To find out most harmful with respect to population health, we need to analysis fatalities and injuries. we summary total fatalities and total injures by each event, and show the top 3 events.

harmful_with_health<-select(rawStorm ,EVTYPE,FATALITIES,INJURIES)%>%
                      group_by(EVTYPE)%>%
                      summarize(total_fatalities=sum(FATALITIES),total_injuries=sum(INJURIES))%>%
                      arrange(desc(total_fatalities),desc(total_injuries))%>%
                      head(3)
# cost_of_economic<-rawStorm [,c("X.EVTYPE.", "X.PROPDMG.","X.CROPDMG.")]
harmful_with_health

to show the comparison of total fatalities and total injuries, we apply the bar plot as follow:

2 Across the United States, which types of events have the greatest economic consequences?

To find out the greatest economic consequences, we need to analysis property damage and crop damage. However, the variable “PROPDMGEXP” and “CROPDMGEXP” are use letters to represent the multiples, so we have to change they into numbers, so the can be in the same units, after that we arrange those damage and show the top 5.
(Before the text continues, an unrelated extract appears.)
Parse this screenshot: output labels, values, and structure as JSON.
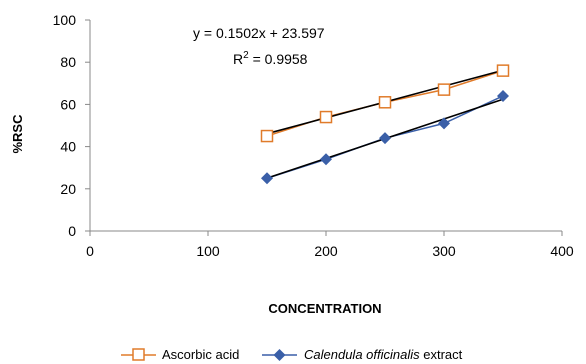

cost_of_economic<-select(rawStorm ,EVTYPE,PROPDMG,PROPDMGEXP,CROPDMG,CROPDMGEXP)%>%
                      mutate(prop_exp=ifelse(PROPDMGEXP=="B"|PROPDMGEXP=="b",1000000000,
                                         ifelse(PROPDMGEXP=="M"|PROPDMGEXP=="m",1000000,
                                                ifelse(PROPDMGEXP=="K"|PROPDMGEXP=="k",1000,
                                                       ifelse(PROPDMGEXP=="H"|PROPDMGEXP=="h",100,
                                                              1)))),
                         crop_exp=ifelse(CROPDMGEXP=="B"|CROPDMGEXP=="b",1000000000,
                                         ifelse(CROPDMGEXP=="M"|CROPDMGEXP=="m",1000000,
                                                ifelse(CROPDMGEXP=="K"|CROPDMGEXP=="k",1000,
                                                       ifelse(CROPDMGEXP=="H"|CROPDMGEXP=="h",100,
                                                              1)))),
                         prop_dm=PROPDMG*prop_exp,crop_dm=CROPDMG*crop_exp)%>%
                          group_by(EVTYPE)%>%
                          summarize(total_prop_dm=sum(prop_dm,na.rm = T),total_crop_dm=sum(crop_dm,na.rm = T))%>%
                      arrange(desc(total_prop_dm),desc(total_crop_dm))%>%
                      head(5)

cost_of_economic

Summary

In this report, we can see that tornado caused the most harmful with population health, which caused 5633 fatalities and 91346 injuries, st the same time, they also cause a lot of property damages. Another serious disaster is floods, which have caused the greatest damages of economic cost, and a lot of casualties too.